Gegen Zehn sind wir fertig. Die Küche ist zu Zweit schnell geputzt. Gunda bringt mir einen Kaffee und wir verabreden uns auf morgen.

Freitagabend ist auf der Algunder Straße recht viel los. Fast wie werktags gegen Mittag. Ich muss mich etwas in Acht nehmen. Die Jugend fährt ziemlich übermütig. Und nicht nur die. Man hat den Hang, unbedingt ein Rennen zu veranstalten. Sobald ich zum Überholen ansetze, gibt der Fahrer des trödelndem Fahrzeuges, das ich überholen möchte, plötzlich Gas. Nicht nur Einer. Die Krankheit ist weit verbreitet. Ich frag mich, ob die schon fertig sind, ihre Raten zu bezahlen. Bei der Feierlaune. Naja. Vielleicht hat ihnen der Papa ein Auto geschenkt. So fahren auf alle Fälle keine Jugendlichen, die sich ihr Auto selbst verdienen mussten.

Zu Hause angekommen, überlege ich, ob ich noch zu Joana hoch fahre. Freitags scheint mir das zu riskant. Ich rufe Joana an. Sie rät mir ab, sagt aber nicht, Nein.

Ich ziehe mich um und fahre. Irgendwie brauche ich das. Bis Schlanders geht das auch recht flüssig. Außerhalb Schlanders ist reger Verkehr. Ich schätze, irgendwo sind Discos oder Tanzlokale. Anders kann ich mir den Verkehr nicht erklären. Die Autos sitzen alle voll mit Jugendlichen.

Ab Spondinig ist etwas mehr Ruhe. Gelegentlich kommt ein Gegenverkehr. Nach Mals wird es aber wieder lebhaft. Mich überholen laufend einheimische Jugendliche. Man setzt auf getunte Fahrzeuge mit den üblichen Fuchsschwänzen und Schleifchen an den Antennen.

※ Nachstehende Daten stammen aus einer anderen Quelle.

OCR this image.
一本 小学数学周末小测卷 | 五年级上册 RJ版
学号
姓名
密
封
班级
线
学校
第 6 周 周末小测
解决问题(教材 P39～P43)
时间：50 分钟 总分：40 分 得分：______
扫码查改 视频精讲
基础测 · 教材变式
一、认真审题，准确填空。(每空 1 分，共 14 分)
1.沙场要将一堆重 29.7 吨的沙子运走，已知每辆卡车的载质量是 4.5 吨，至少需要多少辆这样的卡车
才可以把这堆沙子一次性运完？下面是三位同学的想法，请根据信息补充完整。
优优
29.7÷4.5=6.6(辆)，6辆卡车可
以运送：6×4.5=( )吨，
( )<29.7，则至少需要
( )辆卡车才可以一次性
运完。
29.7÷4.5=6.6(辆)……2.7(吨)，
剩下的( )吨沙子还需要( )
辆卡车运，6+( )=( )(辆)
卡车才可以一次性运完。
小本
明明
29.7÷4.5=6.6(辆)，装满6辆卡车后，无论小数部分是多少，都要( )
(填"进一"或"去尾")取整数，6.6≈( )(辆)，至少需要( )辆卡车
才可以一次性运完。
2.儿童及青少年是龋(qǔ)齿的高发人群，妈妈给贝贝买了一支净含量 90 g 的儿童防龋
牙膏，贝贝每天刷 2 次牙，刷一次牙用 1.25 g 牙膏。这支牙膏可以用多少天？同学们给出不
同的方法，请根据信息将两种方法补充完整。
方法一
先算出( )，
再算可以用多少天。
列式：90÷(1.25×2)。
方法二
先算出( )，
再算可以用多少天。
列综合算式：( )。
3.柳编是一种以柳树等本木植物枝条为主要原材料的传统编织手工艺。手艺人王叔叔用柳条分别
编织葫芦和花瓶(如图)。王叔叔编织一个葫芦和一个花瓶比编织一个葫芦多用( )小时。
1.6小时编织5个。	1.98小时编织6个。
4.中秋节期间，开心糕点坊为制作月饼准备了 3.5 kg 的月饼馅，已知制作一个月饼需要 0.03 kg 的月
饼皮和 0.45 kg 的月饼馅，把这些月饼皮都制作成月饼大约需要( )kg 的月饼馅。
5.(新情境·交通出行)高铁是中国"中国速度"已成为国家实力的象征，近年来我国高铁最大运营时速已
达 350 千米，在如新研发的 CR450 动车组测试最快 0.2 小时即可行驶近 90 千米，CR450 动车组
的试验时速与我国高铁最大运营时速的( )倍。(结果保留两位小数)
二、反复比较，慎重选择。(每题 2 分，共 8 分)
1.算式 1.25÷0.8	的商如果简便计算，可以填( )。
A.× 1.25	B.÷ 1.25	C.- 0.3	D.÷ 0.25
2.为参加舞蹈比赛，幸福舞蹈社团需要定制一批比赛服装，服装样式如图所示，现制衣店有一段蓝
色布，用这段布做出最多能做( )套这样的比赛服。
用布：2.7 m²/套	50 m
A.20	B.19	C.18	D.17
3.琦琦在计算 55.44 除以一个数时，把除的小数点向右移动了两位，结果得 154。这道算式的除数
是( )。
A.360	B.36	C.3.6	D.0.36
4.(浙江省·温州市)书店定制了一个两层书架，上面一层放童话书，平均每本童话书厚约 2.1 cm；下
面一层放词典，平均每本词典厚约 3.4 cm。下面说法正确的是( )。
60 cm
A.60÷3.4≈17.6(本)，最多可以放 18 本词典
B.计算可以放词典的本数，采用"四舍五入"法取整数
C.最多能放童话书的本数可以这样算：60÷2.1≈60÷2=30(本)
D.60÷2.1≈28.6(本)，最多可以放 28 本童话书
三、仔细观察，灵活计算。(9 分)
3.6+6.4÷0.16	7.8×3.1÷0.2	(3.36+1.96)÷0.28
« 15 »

In Nauders angekommen, stelle ich auch dort einen regen Verkehr fest. Der Ort ist voller Spaziergänger und Touristen. Wahrscheinlich ist Anreise angesagt. Alfred jedenfalls, steht noch an der Rezeption. Und die wird rege belagert. Alfred winkt nur. Zu Marco schaue ich ganz kurz rein. Er schwimmt. Dursun hilft ihm.

Joana schläft schon. Es ist weit nach Elf. In knapp fünf Stunden steht Joana wieder auf. Joana hat mir ein Schnitzel in eine Semmel gelegt. Das ist mein Tagesessen vor dem Schlafengehen.